Douglas fir is also very dimensionally stable. Although cedar is also somewhat hard and durable, it is susceptible to accumulating dirt, mold, and mildew over time. If cedar is not regularly maintained, it will deteriorate over time. Simply put, Douglas fir is the much harder and stronger of the two.

2. Appearance

The next difference to consider here has to do with appearance, with Douglas fir having very wide color variations, all the way from light yellow to reddish brown, which may differ between earlywood and latewood. Douglas fir also has a very distinct grain pattern that can differ according to how it is cut.

Moreover, Douglas fir also has a fine to medium texture, and most people say that it looks extremely nice.

On the other hand, we have cedar, which doesn’t have as much color differentiation, with some being reddish and others being pinkish brown. There may also be darker streaks present in the wood. Cedar also has a very coarse and straight grain with a natural and smooth luster.

3. Weather Resistance

When it comes to exterior use, both of these types of wood are ideal. That being said, cedar is the better of the two for long-term outdoor use, as it contains more natural oils than Douglas fir. Those natural oils act as a moisture barrier that helps to impregnate the wood and protect it from moisture.

For this reason, you’ll often see outdoor structures made of cedar that last for a very long time and don’t need that much maintenance. Sure, regular cleaning is required, but that is about it. It’s very resistant to rotting, and on that note, is also resistant to pests.

We then have Douglas Fir, which is also suitable for outdoor use, as long as it is treated first. Douglas fir does not contain that much natural oil, and although it is weather resistant, it’s not as resistant as cedar. It won’t last as long outdoors, will require extra maintenance, and needs to be cleaned regularly.

4. Workability

What is interesting to note about Douglas fir wood is that machining it and working with it, especially cutting it, is very easy, as it doesn’t suffer from much tear-out during the sawing process. That said, due to its hardness, Douglas fir does cause saw blades to dull fairly quickly. What people also like about Douglas fir is that due to its hardness, it’s also not easily damaged while being worked with.

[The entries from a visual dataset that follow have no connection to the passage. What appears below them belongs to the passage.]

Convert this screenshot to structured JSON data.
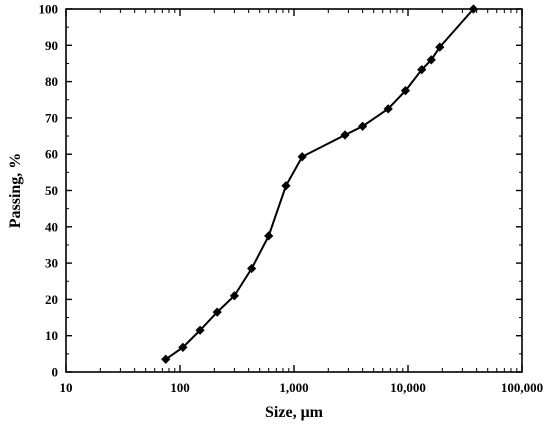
{
  "chart_data": {
    "type": "scatter",
    "title": "",
    "xlabel": "Size, μm",
    "ylabel": "Passing, %",
    "x_scale": "log",
    "xlim": [
      10,
      100000
    ],
    "ylim": [
      0,
      100
    ],
    "x_ticks": [
      10,
      100,
      1000,
      10000,
      100000
    ],
    "x_tick_labels": [
      "10",
      "100",
      "1,000",
      "10,000",
      "100,000"
    ],
    "y_ticks": [
      0,
      10,
      20,
      30,
      40,
      50,
      60,
      70,
      80,
      90,
      100
    ],
    "y_tick_labels": [
      "0",
      "10",
      "20",
      "30",
      "40",
      "50",
      "60",
      "70",
      "80",
      "90",
      "100"
    ],
    "grid": false,
    "legend": "none",
    "marker": "diamond",
    "line": true,
    "color": "#000000",
    "series": [
      {
        "points": [
          {
            "x": 75,
            "y": 3.5
          },
          {
            "x": 106,
            "y": 6.8
          },
          {
            "x": 150,
            "y": 11.5
          },
          {
            "x": 212,
            "y": 16.5
          },
          {
            "x": 300,
            "y": 21
          },
          {
            "x": 425,
            "y": 28.5
          },
          {
            "x": 600,
            "y": 37.5
          },
          {
            "x": 850,
            "y": 51.3
          },
          {
            "x": 1180,
            "y": 59.3
          },
          {
            "x": 2800,
            "y": 65.3
          },
          {
            "x": 4000,
            "y": 67.7
          },
          {
            "x": 6700,
            "y": 72.5
          },
          {
            "x": 9500,
            "y": 77.5
          },
          {
            "x": 13200,
            "y": 83.3
          },
          {
            "x": 16000,
            "y": 86
          },
          {
            "x": 19000,
            "y": 89.5
          },
          {
            "x": 37500,
            "y": 100
          }
        ]
      }
    ]
  }
}
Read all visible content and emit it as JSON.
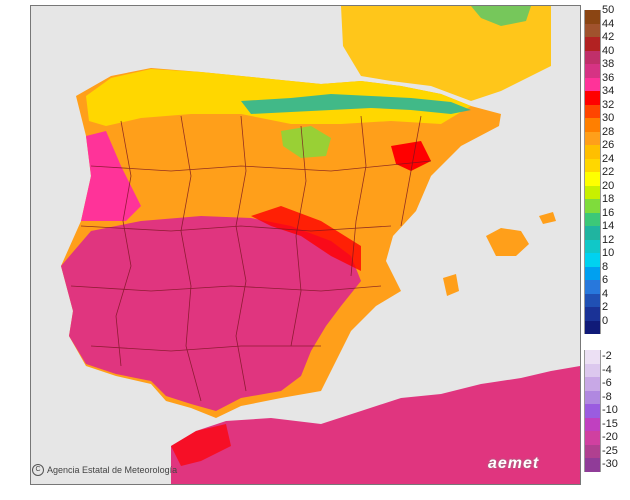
{
  "credit": {
    "copyright_symbol": "C",
    "agency": "Agencia Estatal de Meteorología"
  },
  "logo_text": "aemet",
  "colors": {
    "sea": "#e6e6e6",
    "land_outside": "#f2f2f2",
    "border_lines": "#7a1520"
  },
  "legend": {
    "positive": [
      {
        "label": "50",
        "color": "#8b4513"
      },
      {
        "label": "44",
        "color": "#a0522d"
      },
      {
        "label": "42",
        "color": "#b22222"
      },
      {
        "label": "40",
        "color": "#c0306a"
      },
      {
        "label": "38",
        "color": "#d63384"
      },
      {
        "label": "36",
        "color": "#ff3399"
      },
      {
        "label": "34",
        "color": "#ff0000"
      },
      {
        "label": "32",
        "color": "#ff4500"
      },
      {
        "label": "30",
        "color": "#ff7f00"
      },
      {
        "label": "28",
        "color": "#ff9f1a"
      },
      {
        "label": "26",
        "color": "#ffbf00"
      },
      {
        "label": "24",
        "color": "#ffd700"
      },
      {
        "label": "22",
        "color": "#ffff00"
      },
      {
        "label": "20",
        "color": "#c8f000"
      },
      {
        "label": "18",
        "color": "#7fdc3c"
      },
      {
        "label": "16",
        "color": "#3cc878"
      },
      {
        "label": "14",
        "color": "#20b4a0"
      },
      {
        "label": "12",
        "color": "#10c8c8"
      },
      {
        "label": "10",
        "color": "#00d2f0"
      },
      {
        "label": "8",
        "color": "#00a0f0"
      },
      {
        "label": "6",
        "color": "#2878dc"
      },
      {
        "label": "4",
        "color": "#2050b4"
      },
      {
        "label": "2",
        "color": "#1a3296"
      },
      {
        "label": "0",
        "color": "#101a78"
      }
    ],
    "negative": [
      {
        "label": "-2",
        "color": "#ece0f4"
      },
      {
        "label": "-4",
        "color": "#dcc8ee"
      },
      {
        "label": "-6",
        "color": "#c8a8e6"
      },
      {
        "label": "-8",
        "color": "#b088e0"
      },
      {
        "label": "-10",
        "color": "#9a5ce0"
      },
      {
        "label": "-15",
        "color": "#c040c0"
      },
      {
        "label": "-20",
        "color": "#d040a0"
      },
      {
        "label": "-25",
        "color": "#b04090"
      },
      {
        "label": "-30",
        "color": "#903c98"
      }
    ]
  }
}
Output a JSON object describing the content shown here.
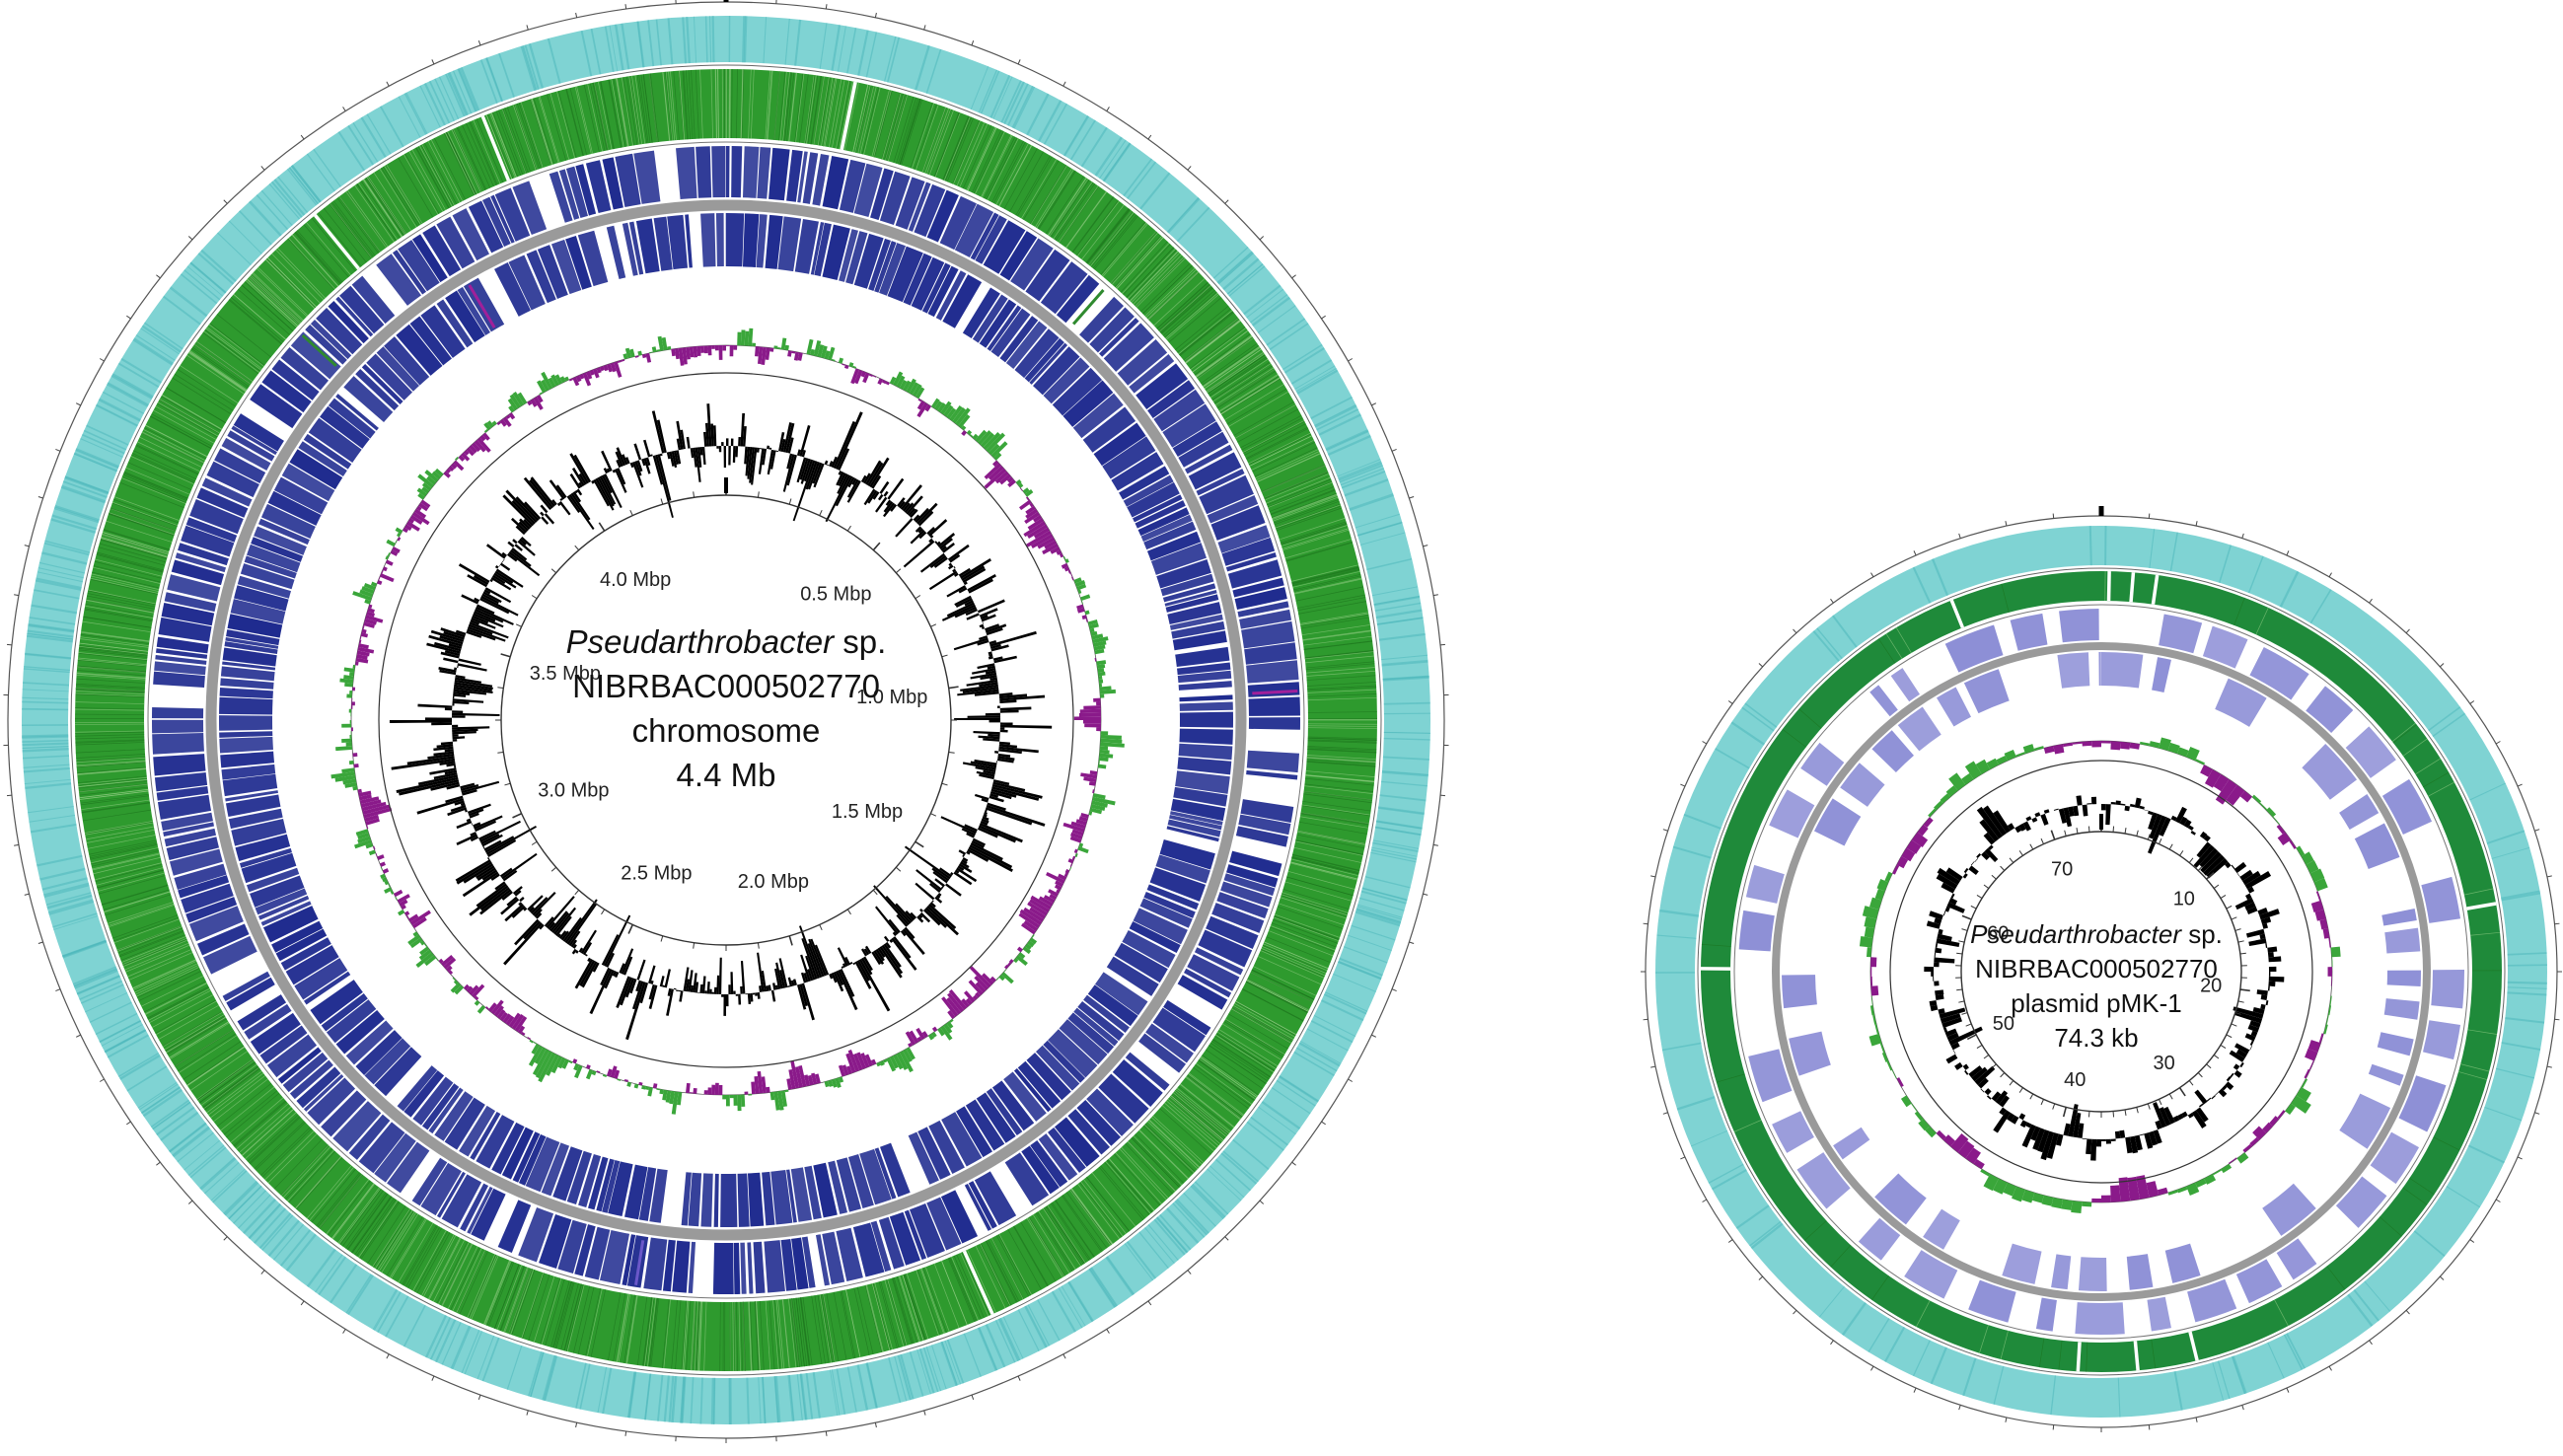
{
  "chromosome": {
    "species_italic": "Pseudarthrobacter",
    "species_suffix": " sp.",
    "strain": "NIBRBAC000502770",
    "type": "chromosome",
    "size": "4.4 Mb",
    "total_mbp": 4.4,
    "tick_labels": [
      {
        "text": "0.5 Mbp",
        "value": 0.5
      },
      {
        "text": "1.0 Mbp",
        "value": 1.0
      },
      {
        "text": "1.5 Mbp",
        "value": 1.5
      },
      {
        "text": "2.0 Mbp",
        "value": 2.0
      },
      {
        "text": "2.5 Mbp",
        "value": 2.5
      },
      {
        "text": "3.0 Mbp",
        "value": 3.0
      },
      {
        "text": "3.5 Mbp",
        "value": 3.5
      },
      {
        "text": "4.0 Mbp",
        "value": 4.0
      }
    ]
  },
  "plasmid": {
    "species_italic": "Pseudarthrobacter",
    "species_suffix": " sp.",
    "strain": "NIBRBAC000502770",
    "type": "plasmid pMK-1",
    "size": "74.3 kb",
    "total_kb": 74.3,
    "tick_labels": [
      {
        "text": "10",
        "value": 10
      },
      {
        "text": "20",
        "value": 20
      },
      {
        "text": "30",
        "value": 30
      },
      {
        "text": "40",
        "value": 40
      },
      {
        "text": "50",
        "value": 50
      },
      {
        "text": "60",
        "value": 60
      },
      {
        "text": "70",
        "value": 70
      }
    ]
  },
  "colors": {
    "cog_ring": "#7fd3d3",
    "cog_ring_dark": "#4fb8bc",
    "rna_ring_chromosome": "#2e9a2e",
    "rna_ring_plasmid": "#1f8a3a",
    "cds_chromosome": "#1f2b8f",
    "cds_plasmid": "#8d8fd6",
    "backbone": "#9a9a9a",
    "gc_skew_positive": "#3aa63a",
    "gc_skew_negative": "#8a1a8a",
    "gc_content": "#000000"
  }
}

Cedar is a bit different because it is much softer. It is also very easy to cut and work with. However, due to its softness, it is easily dented and scratched while being worked on. Cedar may be tough on the inside but has a soft exterior that requires a lot of caution when working with it.

5. Smell

What many people don’t consider is that these two types of wood also smell different, with Douglas having a resinous odor, more like tree sap than anything else, and cedar having more of an aromatic scent.

6. Cost

People tend to like both of these types of wood as they are moderately priced. That said, high-quality cedar is going to cost you more than Douglas fir. If we are talking about simple construction quality wood, then the price may be on par, but if you want the high-quality options, cedar will be the more expensive of the two.

When to Use Cedar Wood?

If you are planning on building posts, outdoor furniture, a deck, wood shingles, a boat, boxes, patio furniture, and crates, then cedar is the better option to go with.

When to Use Douglas Fir Wood?

If you plan on doing heavy construction, and you need wood that is hard, durable, solid, and structurally sound, then Douglas fir is the way to go.

Alternatives to Cedar and Douglas Fir Wood

If you are looking for wood that doesn’t cost too much, looks nice, smells good, and is moisture resistant, although not overly hard or durable, then pine is a good option to consider.

That said, both types of wood discussed today are softwoods. If you want hardwood that is as hard and durable as it gets, then ones such as maple, birch, red oak, white oak, and walnut are good options to consider.

Before making a decision, you might also want to read my comparisons of cedar with cypress, mahogany, pine, and redwood.


Now that you know what all of the major differences between cedar and Douglas fir are, and which ones excel at certain applications, you can make your own informed decision between them.